Tuesday 9 March 2021

On Blu-ray - David Hare pillages the extras to discover Billie Holliday and Duke Ellington in SYMPHONY IN BLACK (Fred Waller, USA, 1935)


For a mere one minute of screen time Billie Holliday (above) sings "Just got those lost my man blues" with Duke Ellington accompanying.

Screen is from the Ellington Band Paramount musical short subject, Symphony in Black. It and over a dozen more one-reelers occupy premium ground on Cohen's Blu-ray restoration of the abysmally conceived Wiliiam Dieterle "birth of jazz" picture, Syncopation  in 1942, in which the history of jazz has been turned inside out to end up crediting those loveable honkeys, Bonita Granville and Jackie Coogan into the folks who effectively "created" America's greatest art form. The movie is worthless, but the fifteen or more jazz short subjects from the Paramount vaults are worth more than the price of the disc.  

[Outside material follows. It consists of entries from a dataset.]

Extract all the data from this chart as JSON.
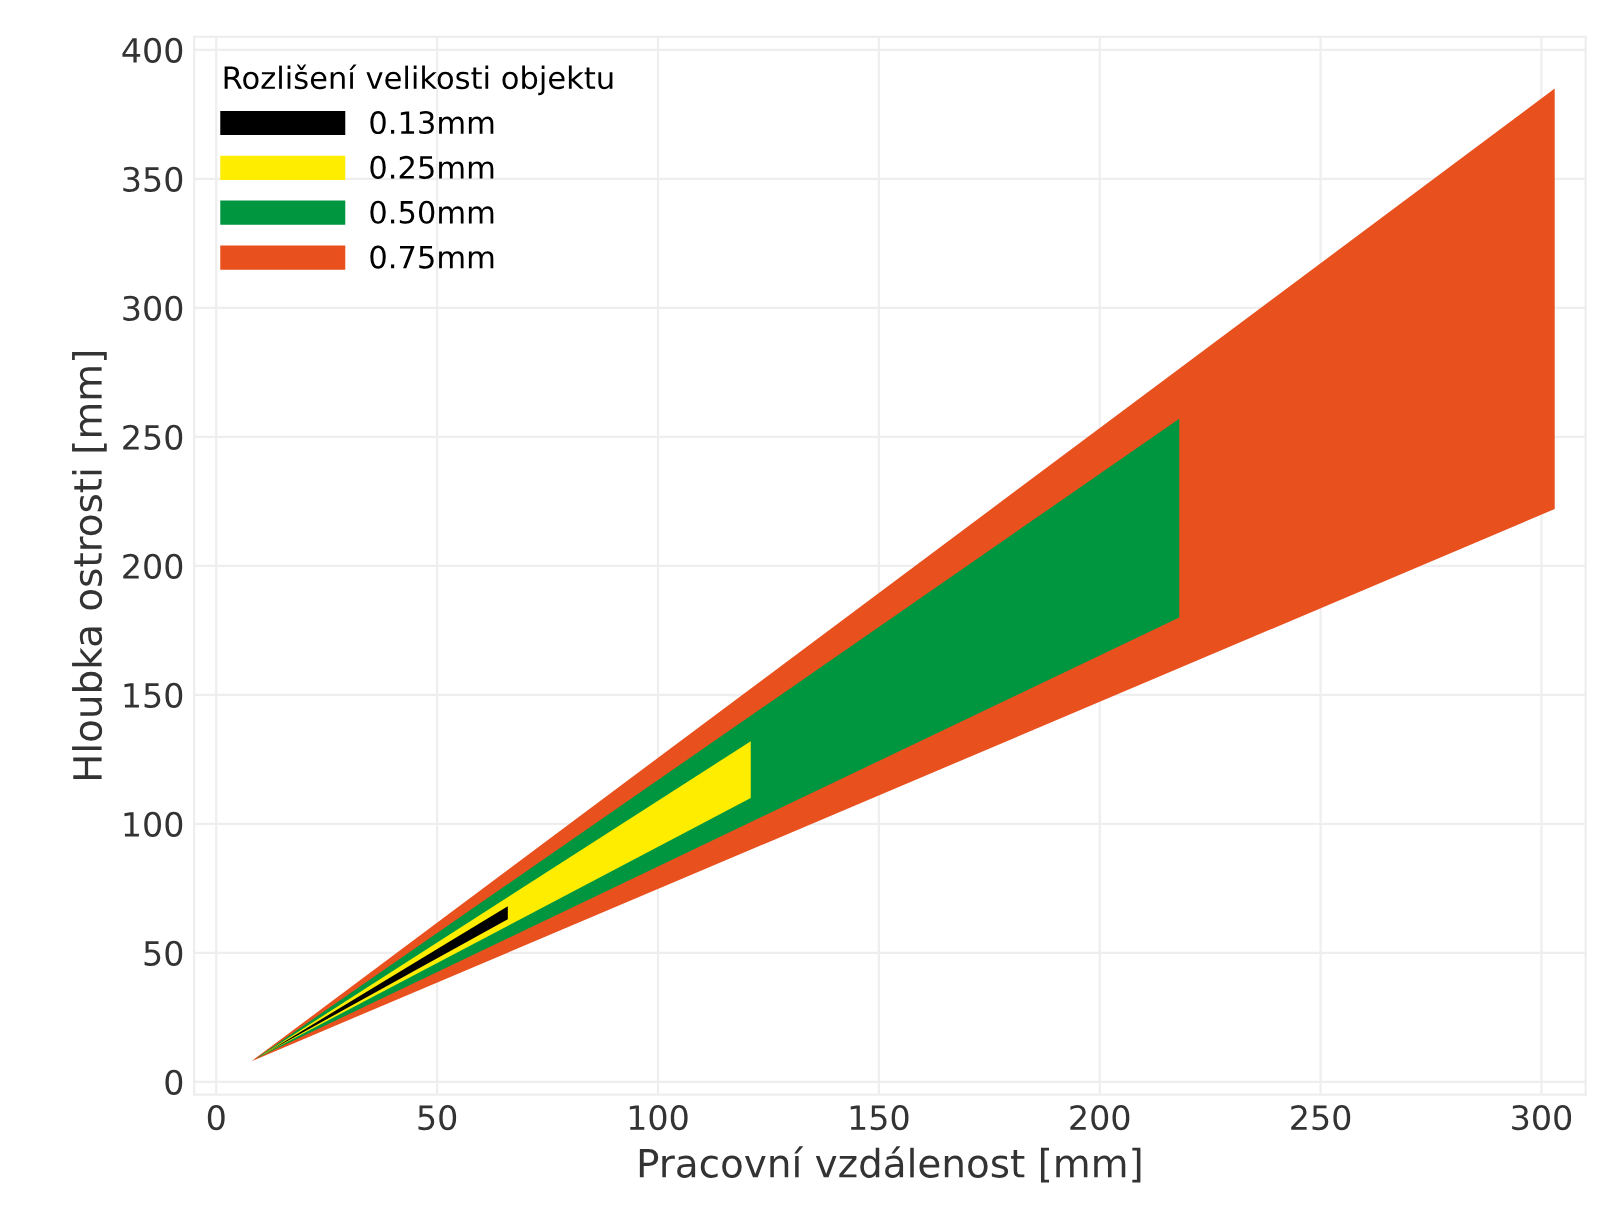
{
  "chart_data": {
    "type": "area",
    "xlabel": "Pracovní vzdálenost [mm]",
    "ylabel": "Hloubka ostrosti [mm]",
    "legend_title": "Rozlišení velikosti objektu",
    "series": [
      {
        "name": "0.13mm",
        "color": "#000000",
        "x": [
          11,
          66,
          66,
          11
        ],
        "values": [
          11,
          68,
          63,
          11
        ]
      },
      {
        "name": "0.25mm",
        "color": "#ffed00",
        "x": [
          10,
          121,
          121,
          10
        ],
        "values": [
          10,
          132,
          110,
          10
        ]
      },
      {
        "name": "0.50mm",
        "color": "#009640",
        "x": [
          9,
          218,
          218,
          9
        ],
        "values": [
          9,
          257,
          180,
          9
        ]
      },
      {
        "name": "0.75mm",
        "color": "#e8501e",
        "x": [
          8,
          303,
          303,
          8
        ],
        "values": [
          8,
          385,
          222,
          8
        ]
      }
    ],
    "xlim": [
      -5,
      310
    ],
    "ylim": [
      -5,
      405
    ],
    "xticks": [
      0,
      50,
      100,
      150,
      200,
      250,
      300
    ],
    "yticks": [
      0,
      50,
      100,
      150,
      200,
      250,
      300,
      350,
      400
    ],
    "grid": true,
    "legend": "top left"
  }
}
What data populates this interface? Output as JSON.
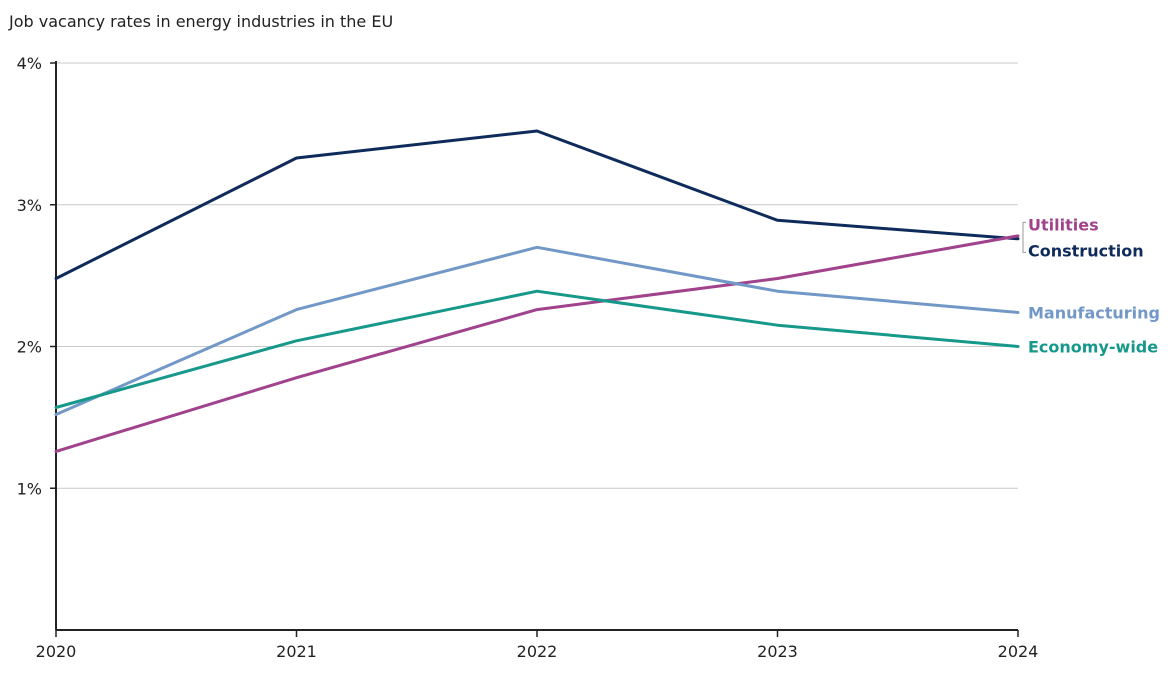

The previous year, 1934, Mitchell Leisen (in Murder at the Vanities) also slipped Ellington and the band through a precode mixed race cranny, to perform a daringly mixed white and black suite, "Rhapsody in Black", in which one side machine guns the other side after 15 minutes of astonishing bravura. After watching the white girls dance you would too. The suite opens with that dweebesque exemplar of the white race in the person of Carl Brisson, (he of the shock combover and smudged lippy) who opens the set while murdering one of Brahms' Hungarian Rhapsodies. 

How often does the Duke save the day from such abysmal decrepitude!